PAH-DNA付加体量は母親の胎盤組織と新生児の白血球において向上した。また、PAH-DNA付加体量が増加した新生児白血球は、制限酵素CYP1A1 MspI制限断片長多型(restriction fragment length polymorphism : RFLP)に対して異型接合あるいは同型接合であった。
PAH-DNA付加体量とコチニン濃度は、母親よりも新生児の方がはるかに高かった。これらの結果は、母親から胎児へPAHやETSが胎盤で移動していることを立証している。

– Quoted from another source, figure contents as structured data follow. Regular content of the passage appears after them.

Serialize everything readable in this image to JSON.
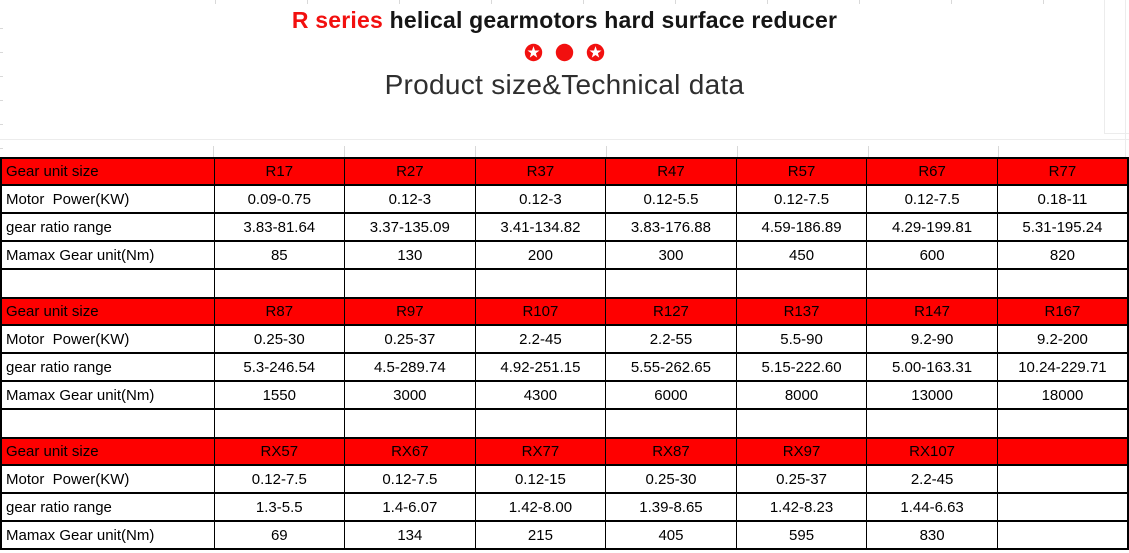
{
  "header": {
    "title_series": "R series",
    "title_rest": " helical gearmotors hard surface reducer",
    "subtitle": "Product size&Technical data",
    "icons": [
      "star-circle",
      "dot-circle",
      "star-circle"
    ],
    "accent_red": "#f2100f"
  },
  "table_style": {
    "header_fill": "#fe0000",
    "header_text_color": "#000000",
    "border_color": "#000000"
  },
  "tables": [
    {
      "header": [
        "Gear unit size",
        "R17",
        "R27",
        "R37",
        "R47",
        "R57",
        "R67",
        "R77"
      ],
      "rows": [
        [
          "Motor  Power(KW)",
          "0.09-0.75",
          "0.12-3",
          "0.12-3",
          "0.12-5.5",
          "0.12-7.5",
          "0.12-7.5",
          "0.18-11"
        ],
        [
          "gear ratio range",
          "3.83-81.64",
          "3.37-135.09",
          "3.41-134.82",
          "3.83-176.88",
          "4.59-186.89",
          "4.29-199.81",
          "5.31-195.24"
        ],
        [
          "Mamax Gear unit(Nm)",
          "85",
          "130",
          "200",
          "300",
          "450",
          "600",
          "820"
        ]
      ]
    },
    {
      "header": [
        "Gear unit size",
        "R87",
        "R97",
        "R107",
        "R127",
        "R137",
        "R147",
        "R167"
      ],
      "rows": [
        [
          "Motor  Power(KW)",
          "0.25-30",
          "0.25-37",
          "2.2-45",
          "2.2-55",
          "5.5-90",
          "9.2-90",
          "9.2-200"
        ],
        [
          "gear ratio range",
          "5.3-246.54",
          "4.5-289.74",
          "4.92-251.15",
          "5.55-262.65",
          "5.15-222.60",
          "5.00-163.31",
          "10.24-229.71"
        ],
        [
          "Mamax Gear unit(Nm)",
          "1550",
          "3000",
          "4300",
          "6000",
          "8000",
          "13000",
          "18000"
        ]
      ]
    },
    {
      "header": [
        "Gear unit size",
        "RX57",
        "RX67",
        "RX77",
        "RX87",
        "RX97",
        "RX107",
        ""
      ],
      "rows": [
        [
          "Motor  Power(KW)",
          "0.12-7.5",
          "0.12-7.5",
          "0.12-15",
          "0.25-30",
          "0.25-37",
          "2.2-45",
          ""
        ],
        [
          "gear ratio range",
          "1.3-5.5",
          "1.4-6.07",
          "1.42-8.00",
          "1.39-8.65",
          "1.42-8.23",
          "1.44-6.63",
          ""
        ],
        [
          "Mamax Gear unit(Nm)",
          "69",
          "134",
          "215",
          "405",
          "595",
          "830",
          ""
        ]
      ]
    }
  ]
}
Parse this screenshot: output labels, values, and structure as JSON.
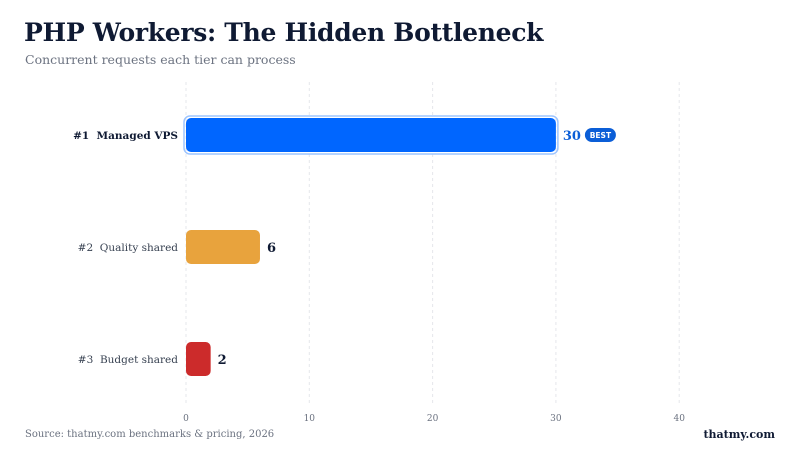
{
  "header": {
    "title": "PHP Workers: The Hidden Bottleneck",
    "subtitle": "Concurrent requests each tier can process"
  },
  "footer": {
    "source": "Source: thatmy.com benchmarks & pricing, 2026",
    "brand": "thatmy.com"
  },
  "colors": {
    "managed_vps": "#0066ff",
    "quality_shared": "#e8a33d",
    "budget_shared": "#cc2b2b",
    "badge_bg": "#0b5ed7",
    "grid": "#e5e7eb",
    "highlight_value": "#0b5ed7"
  },
  "chart_data": {
    "type": "bar",
    "orientation": "horizontal",
    "categories": [
      "Managed VPS",
      "Quality shared",
      "Budget shared"
    ],
    "ranks": [
      "#1",
      "#2",
      "#3"
    ],
    "values": [
      30,
      6,
      2
    ],
    "value_labels": [
      "30",
      "6",
      "2"
    ],
    "badge": {
      "category": "Managed VPS",
      "text": "BEST"
    },
    "xlim": [
      0,
      40
    ],
    "xticks": [
      "0",
      "10",
      "20",
      "30",
      "40"
    ],
    "grid": true,
    "title": "PHP Workers: The Hidden Bottleneck",
    "subtitle": "Concurrent requests each tier can process",
    "xlabel": "",
    "ylabel": ""
  }
}
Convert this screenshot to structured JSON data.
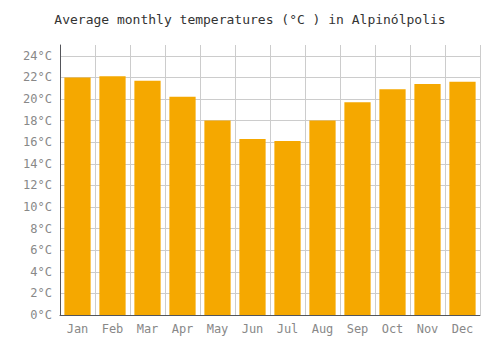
{
  "chart_data": {
    "type": "bar",
    "title": "Average monthly temperatures (°C ) in Alpinólpolis",
    "categories": [
      "Jan",
      "Feb",
      "Mar",
      "Apr",
      "May",
      "Jun",
      "Jul",
      "Aug",
      "Sep",
      "Oct",
      "Nov",
      "Dec"
    ],
    "values": [
      22.0,
      22.1,
      21.7,
      20.2,
      18.0,
      16.3,
      16.1,
      18.0,
      19.7,
      20.9,
      21.4,
      21.6
    ],
    "color": "#F5A800",
    "ylim": [
      0,
      25
    ],
    "yticks": [
      {
        "value": 0,
        "label": "0°C"
      },
      {
        "value": 2,
        "label": "2°C"
      },
      {
        "value": 4,
        "label": "4°C"
      },
      {
        "value": 6,
        "label": "6°C"
      },
      {
        "value": 8,
        "label": "8°C"
      },
      {
        "value": 10,
        "label": "10°C"
      },
      {
        "value": 12,
        "label": "12°C"
      },
      {
        "value": 14,
        "label": "14°C"
      },
      {
        "value": 16,
        "label": "16°C"
      },
      {
        "value": 18,
        "label": "18°C"
      },
      {
        "value": 20,
        "label": "20°C"
      },
      {
        "value": 22,
        "label": "22°C"
      },
      {
        "value": 24,
        "label": "24°C"
      }
    ],
    "grid": true
  }
}
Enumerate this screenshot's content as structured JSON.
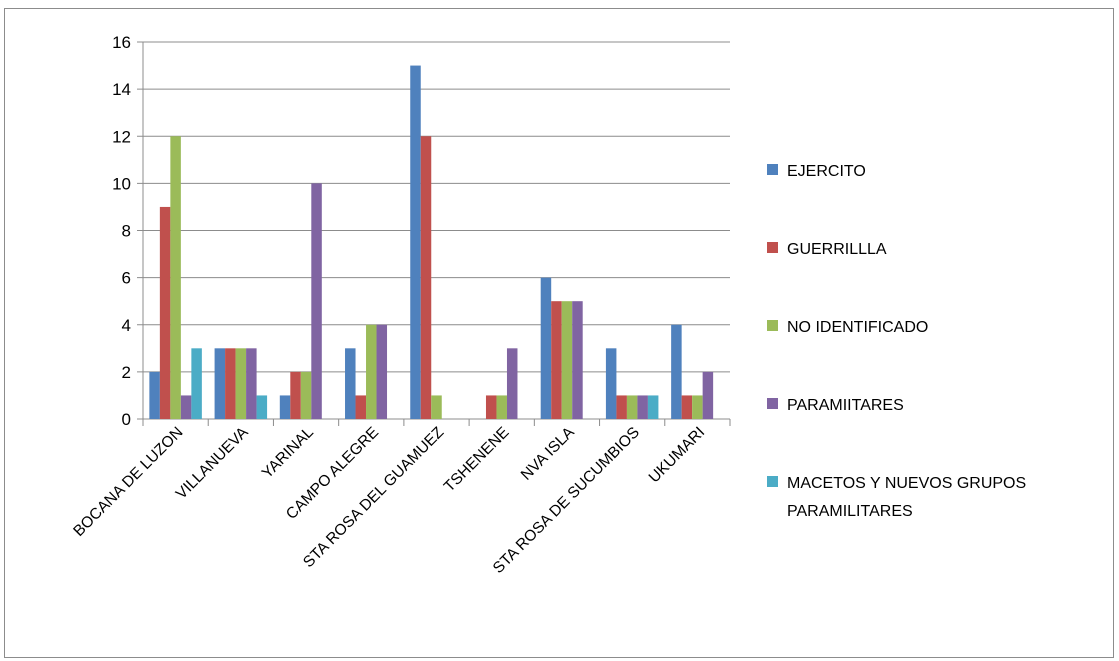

母親と新生児の白血球中PAH-DNA付加体量濃度は、周囲の空気汚染によるPAHs曝露とともに増加した。また、胎児は母親よりも遺伝的ダメージに対して敏感である。
4)まとめ
この研究結果から、胎児が母親の胎盤を通じてPAHsに曝露し、胎児の発育に影響を与えることがわかる。またそれは分子レベルの疫学的研究により立証されている。
出生児の頭囲が小さいことは、認識機能の低さと知能指数の低さに関連があるという報告が多数ある。今回の研究結果は、妊娠期間中の母親の有害物質への曝露と公衆衛生上重要な関連性があることを示唆している。